第14話

 使い古された寝台に座り、サンスクリットは窓を眺めていた。音もなくキアリが舞い降りる。鋭い爪が覗く足には、手紙が付いていた。

 サンスクリットはキアリを撫でながら手紙を受けとる。

 手紙の差出人は書かれていないが、サンスクリットには書かれている字体で送り主が分かった。

「相変わらず字が汚いな……」

 ぼやきながらも手紙に目を通す。乱雑な字が伝える内容にサンスクリットの目が丸くなった。

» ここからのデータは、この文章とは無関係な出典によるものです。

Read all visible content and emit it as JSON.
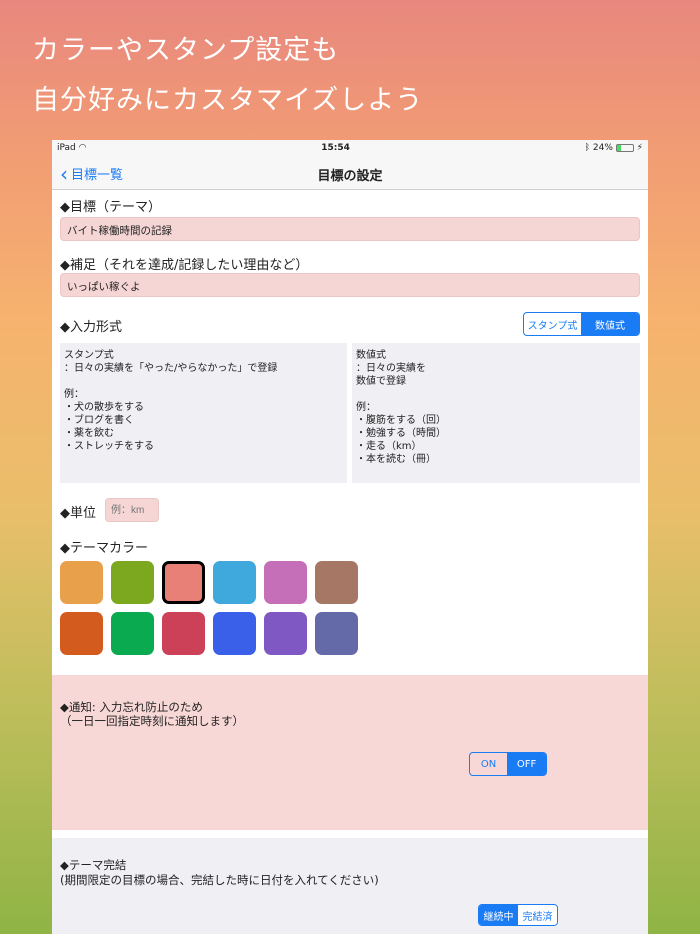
{
  "promo": {
    "line1": "カラーやスタンプ設定も",
    "line2": "自分好みにカスタマイズしよう"
  },
  "status": {
    "device": "iPad",
    "time": "15:54",
    "battery": "24%"
  },
  "nav": {
    "back": "目標一覧",
    "title": "目標の設定"
  },
  "goal": {
    "label": "◆目標（テーマ）",
    "value": "バイト稼働時間の記録"
  },
  "note": {
    "label": "◆補足（それを達成/記録したい理由など）",
    "value": "いっぱい稼ぐよ"
  },
  "input_type": {
    "label": "◆入力形式",
    "options": [
      "スタンプ式",
      "数値式"
    ],
    "selected": "数値式",
    "stamp_desc": "スタンプ式\n：日々の実績を「やった/やらなかった」で登録\n\n例：\n・犬の散歩をする\n・ブログを書く\n・薬を飲む\n・ストレッチをする",
    "number_desc": "数値式\n：日々の実績を\n数値で登録\n\n例：\n・腹筋をする（回）\n・勉強する（時間）\n・走る（km）\n・本を読む（冊）"
  },
  "unit": {
    "label": "◆単位",
    "placeholder": "例：km"
  },
  "theme_color": {
    "label": "◆テーマカラー",
    "colors": [
      "#E9A04A",
      "#7BA81E",
      "#E88078",
      "#3FA8DC",
      "#C46FB8",
      "#A57764",
      "#D35B1E",
      "#0AAA50",
      "#CC4058",
      "#3A5FE8",
      "#8058C4",
      "#6469A8"
    ],
    "selected_index": 2
  },
  "notification": {
    "label": "◆通知: 入力忘れ防止のため",
    "sub": "（一日一回指定時刻に通知します）",
    "options": [
      "ON",
      "OFF"
    ],
    "selected": "OFF"
  },
  "completion": {
    "label": "◆テーマ完結",
    "sub": "(期間限定の目標の場合、完結した時に日付を入れてください)",
    "options": [
      "継続中",
      "完結済"
    ],
    "selected": "継続中"
  }
}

「サビアがスフェールに同盟を持ちかけていて、同盟は組まないが黙認すると……。狸ジジイの考えそうな事だ。シュトルツ族にサビアが進軍してもスフェール側の援助は得られないな」

 撫でられてうっとりと目を瞑るキアリを愛おしそうに見つめ、サンスクリットは壁に掛けていた外套を手に取る。

「近くで聞き込みをしてみるか」


 宿を出たサンスクリットが向かった先は、スフェールとシュトルヴァ領の国境付近にある酒場だった。酒場には多種多様な人間が集まる。人の数だけ情報も得られる。

 酒場の店主に酒の注文をし、先に運ばれてきた料理に舌鼓を打っていると、横から中年の男に話し掛けられた。

「あれぇ? もしかしてサンスクリット様かい?」

 男はかなり酔っているらしく、呼気が酒臭い。肩を組まれたサンスクリットは、至近距離で臭う香りに眉をひそめながら笑顔を浮かべた。

「先輩、その方は?」

 後ろにいた男の後輩らしき若い男がサンスクリットを見やりながら首を傾げていた。

「バカ野郎! お前サンスクリット様を知らねぇのか! サンスクリット様はな、世界中を旅して回る凄腕の剣士だったんだ! たった1人で何千人規模の盗賊相手に戦って、無傷で盗賊団を壊滅させた事もあるんだぜ!」

 男は自分がやったかのように自慢げに語り出す。サンスクリットは居心地の悪そうな笑みを浮かべ、この話題が終わるのを望んでいた。

「かなりの強さから各国がこぞってスカウトしに来たらしいぜ。サンスクリット様、これって本当の話だよなぁ?」

「まぁ……昔の事ですが」

「お前、握手しといてもらえ! サンスクリット様の強さを少しでも分けてもらっとけ」

 酔った男は無理矢理サンスクリットの腕を掴み、若い男に手を握らせた。

「最近はこの辺物騒になってきちまったからな。きっと俺らの仕事も増えるぜ」

 この男から情報が引き出せるかもしれない。意外な人物にサンスクリットは驚きながらも、男に問う。


「この辺はそこまで治安が悪い印象は無かったのですが……何かあったのですか?」

「国境付近を守るスフェール兵がシュトルツ族を襲って逮捕されちまったんだ。ただね、変なのが逮捕された兵士の顔、誰も見たことがねぇって。国王直属軍ならともかく、この町にいる兵団は小さいからみな顔見知りのはずだ」

 それに、と男は続ける。

「顔もスフェール人らしくないというか……。どことなくサビア人っぽい顔立ちだったんだよなぁ」

 サンスクリットは黙って聞いていた。

(同盟の話と今回の事件、やはり繋がりがあったか……)

 考え込むサンスクリットをよそに、若い男は酔っぱらっている男の腕を掴む。

「先輩、もうそろそろ帰らないと。奥さんに怒られますよ? この前も夜飲み歩いてたのバレてめちゃくちゃ怒られてたじゃないですか」

「鬼嫁の事なんか知らねぇよ!」

「先輩が家を追い出されても泊めませんからね!?」

 賑やかな声をあげてスフェール兵の彼らは店を出ていった。